Activists such as Vandana Shiva believe that India does not need a `National Seed Register'. At least, farmers do not. Community biodiversity registers already exist and farmers can regulate their own seeds. What India needs, in the wake of liberalisation, is a law to regulate the seed industry, they say. In the past, Indian farmers have suffered crushing losses thanks to the Bt cotton and maize seeds sold by Monsanto.

When it comes to tackling the seed companies, however, the draft Bill is spineless. Instead of establishing strict liability for seed manufacturers when the agronomic performance claimed by them on a variety of seeds is not realised on the field, the Bill simply points the ruined farmer to the local consumer court. If a farmer must turn to the Consumer Protection Act of 1986 for redress, then why have a new seed law at all?

The Centre, according to experts, needs to refer the Bill to a Joint Parliamentary Committee and prepare an amended draft, in consultation with farmers groups and agrarian experts.

A n outcry against the proposed law has been gathering strength almost since the day it was drafted. The All India Kisan Sabha (AIKS) has been organising farmers' meetings across the country to discuss the Bill. Atul Kumar Anjan of the AIKS told Frontline that his organisation had rejected the draft at its National Council meeting in Karnataka in June as it was "detrimental to farmers". It has also sent its comments against the Bill to the Parliamentary Standing Committee and is braced for a nation-wide struggle unless the draft is revised.

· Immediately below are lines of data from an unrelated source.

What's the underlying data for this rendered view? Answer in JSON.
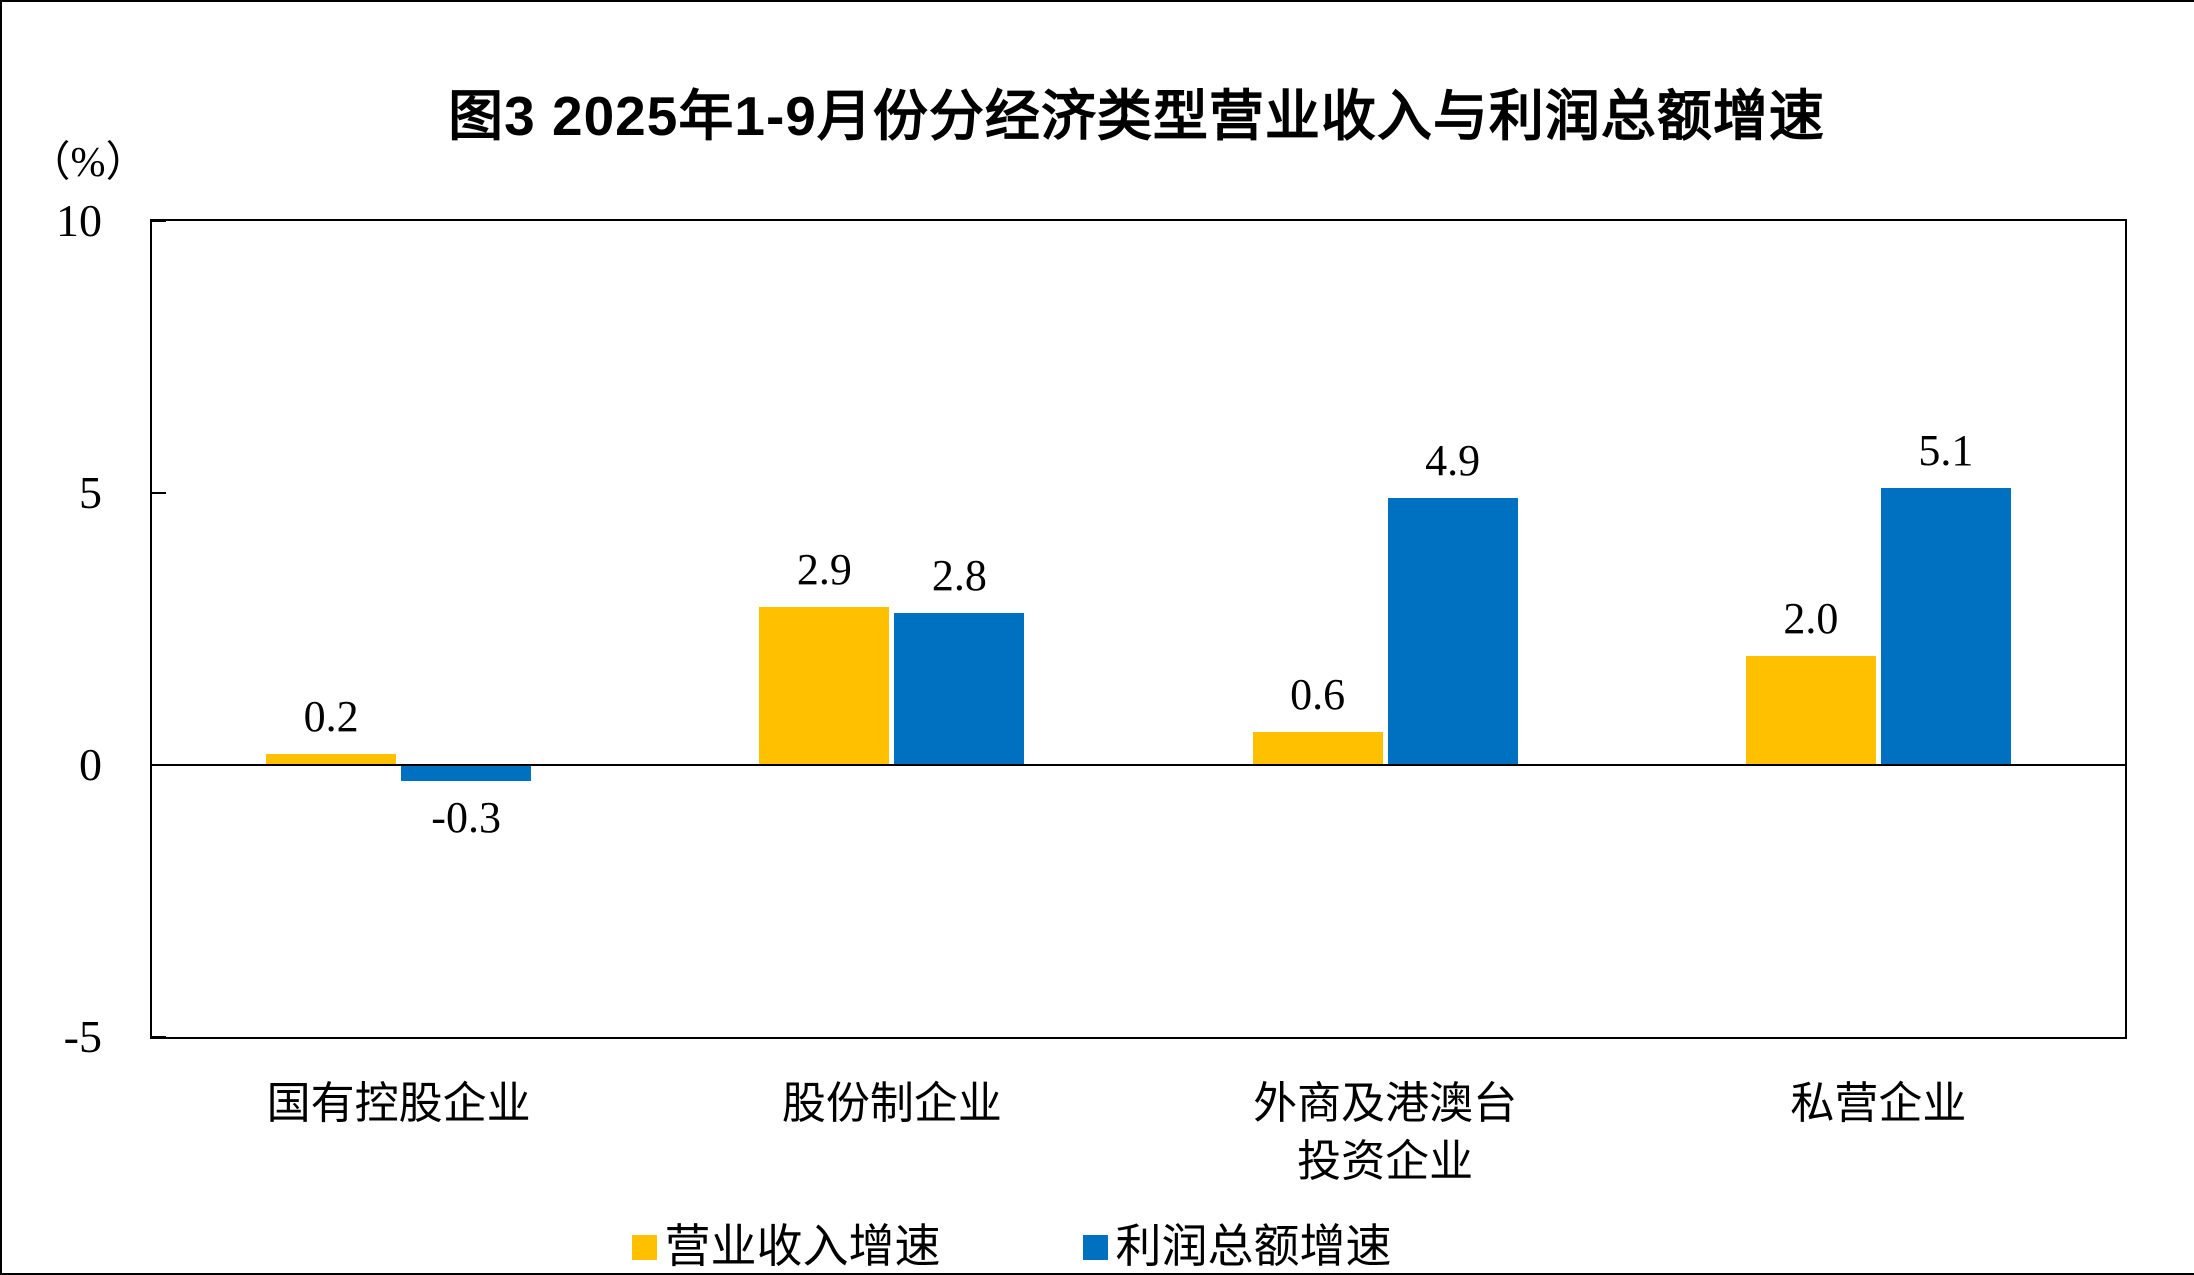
{
  "chart_data": {
    "type": "bar",
    "title": "图3  2025年1-9月份分经济类型营业收入与利润总额增速",
    "categories": [
      "国有控股企业",
      "股份制企业",
      "外商及港澳台\n投资企业",
      "私营企业"
    ],
    "series": [
      {
        "name": "营业收入增速",
        "color": "#FFC000",
        "values": [
          0.2,
          2.9,
          0.6,
          2.0
        ]
      },
      {
        "name": "利润总额增速",
        "color": "#0070C0",
        "values": [
          -0.3,
          2.8,
          4.9,
          5.1
        ]
      }
    ],
    "ylabel": "（%）",
    "ylim": [
      -5,
      10
    ],
    "yticks": [
      10,
      5,
      0,
      -5
    ],
    "value_label_decimals": 1,
    "grid": false,
    "legend_position": "bottom",
    "axis_color": "#000000",
    "background_color": "#ffffff"
  }
}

Dr. Krishna Bir Chowdhary, former Chairman of the Farms Corporation of India, and the current executive chairman of the Bharatiya Krishak Samaj, has also sent his reactions against the Bill to the Parliamentary Committee. In a national farmers' convention in Hubli, he gave a call to all farmer organisations to focus on this issue and not get sidetracked by the immediate problems of electricity and fertilizers.

Meanwhile, the Centre has been dragging its feet over the business of gathering consensus over the Seeds Bill. According to highly placed sources in the Ministry of Rural Development, the Parliamentary Standing Committee, headed by Rajnath Singh, has not even circulated the draft to other Ministries for comments.

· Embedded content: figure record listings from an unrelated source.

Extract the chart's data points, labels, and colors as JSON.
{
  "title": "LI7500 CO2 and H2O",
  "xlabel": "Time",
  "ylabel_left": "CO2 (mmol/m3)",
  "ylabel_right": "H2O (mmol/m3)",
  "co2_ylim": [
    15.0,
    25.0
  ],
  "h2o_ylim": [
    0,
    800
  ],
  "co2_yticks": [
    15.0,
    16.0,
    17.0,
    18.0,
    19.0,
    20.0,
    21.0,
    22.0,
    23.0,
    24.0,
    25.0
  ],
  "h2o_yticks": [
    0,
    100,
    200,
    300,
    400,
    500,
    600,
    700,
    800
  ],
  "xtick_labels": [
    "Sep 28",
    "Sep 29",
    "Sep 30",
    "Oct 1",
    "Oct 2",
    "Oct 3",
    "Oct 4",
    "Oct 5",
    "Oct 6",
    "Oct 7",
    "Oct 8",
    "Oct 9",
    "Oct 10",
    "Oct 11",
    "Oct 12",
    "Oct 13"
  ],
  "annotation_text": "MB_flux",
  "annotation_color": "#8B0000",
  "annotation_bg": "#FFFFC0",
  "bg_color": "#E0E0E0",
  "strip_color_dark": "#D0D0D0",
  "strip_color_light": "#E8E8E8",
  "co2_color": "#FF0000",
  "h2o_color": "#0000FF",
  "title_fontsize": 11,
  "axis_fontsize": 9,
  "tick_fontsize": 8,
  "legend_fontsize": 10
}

However, Rural Development Minister Raghuvansh Prasad Singh has said that the Centre will be "careful while passing any law". When questioned about the notification of the PPVFR Act, he said: "There is a due parliamentary procedure. That process will be followed."

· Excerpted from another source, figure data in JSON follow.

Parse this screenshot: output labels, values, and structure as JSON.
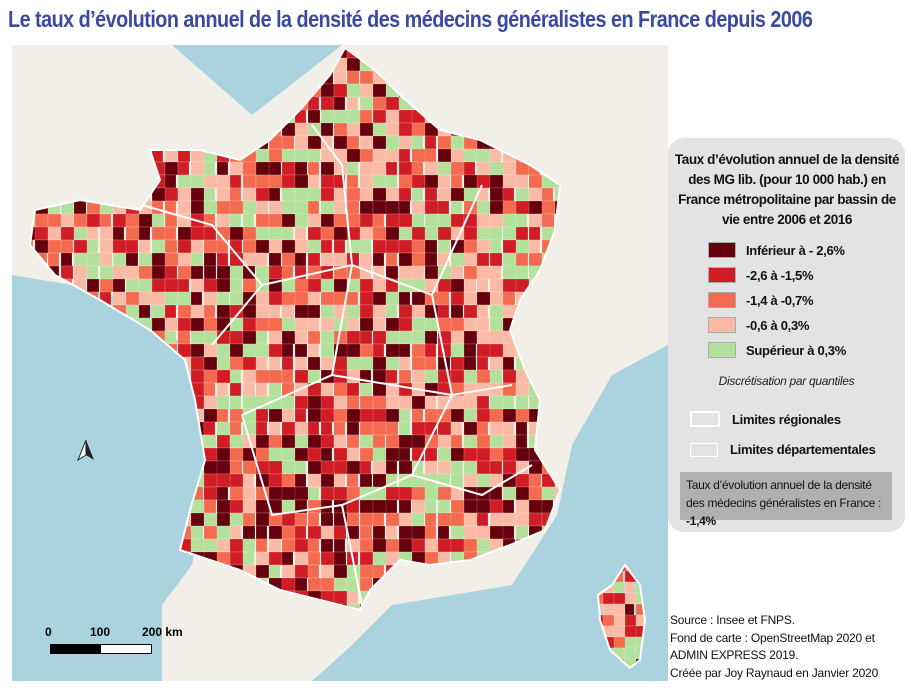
{
  "title": "Le taux d’évolution annuel de la densité des médecins généralistes en France depuis 2006",
  "legend": {
    "title": "Taux d’évolution annuel de la densité des MG lib. (pour 10 000 hab.) en France métropolitaine par bassin de vie entre 2006 et 2016",
    "classes": [
      {
        "label": "Inférieur à - 2,6%",
        "color": "#67000d"
      },
      {
        "label": "-2,6  à -1,5%",
        "color": "#d01c24"
      },
      {
        "label": "-1,4  à -0,7%",
        "color": "#f46a4f"
      },
      {
        "label": "-0,6  à 0,3%",
        "color": "#fbbaa5"
      },
      {
        "label": "Supérieur à 0,3%",
        "color": "#b3e09a"
      }
    ],
    "method": "Discrétisation par quantiles",
    "regional_limits": "Limites régionales",
    "departmental_limits": "Limites départementales",
    "average_text": "Taux d’évolution annuel de la densité des médecins généralistes en France : ",
    "average_value": "-1,4%"
  },
  "scale_bar": {
    "labels": [
      "0",
      "100",
      "200 km"
    ]
  },
  "source": [
    "Source : Insee et FNPS.",
    "Fond de carte : OpenStreetMap 2020 et",
    "ADMIN EXPRESS 2019.",
    "Créée par Joy Raynaud en Janvier 2020"
  ],
  "colors": {
    "sea": "#aad3df",
    "land": "#f2efe9",
    "title": "#3b4aa0"
  }
}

One of the demands of critics of the new Bill is that it be harmonised with the PPVFR Act, 2001, and the Biodiversity Act, 2002, so that none of the rights already granted to farmers can be diluted. Also, stringent penalties should be imposed on seed manufacturers when spurious or under-performing seeds are sold. Ironically, one of the stated objectives of the Bill is to impose harsher penalties - up to six months in prison or a fine of Rs.50,000, or both.

Yet the government's enthusiasm for punitive action beats a hasty retreat when it comes to itself. It has taken great care to protect itself, through a clause which says that "no suit, prosecution or other legal proceeding shall lie against the government or any person for anything which is in good faith done or intended to be done."

As matters stand, not many people are placing bets on the "good faith and intent" of the government as far as the draft Bill is concerned. But, in the light of the agricultural crisis and with the Prime Minister making worried statements about farm sector growth, or the lack of it, the government, according to experts, would do well to listen to the warnings about the effects of the proposed Bill.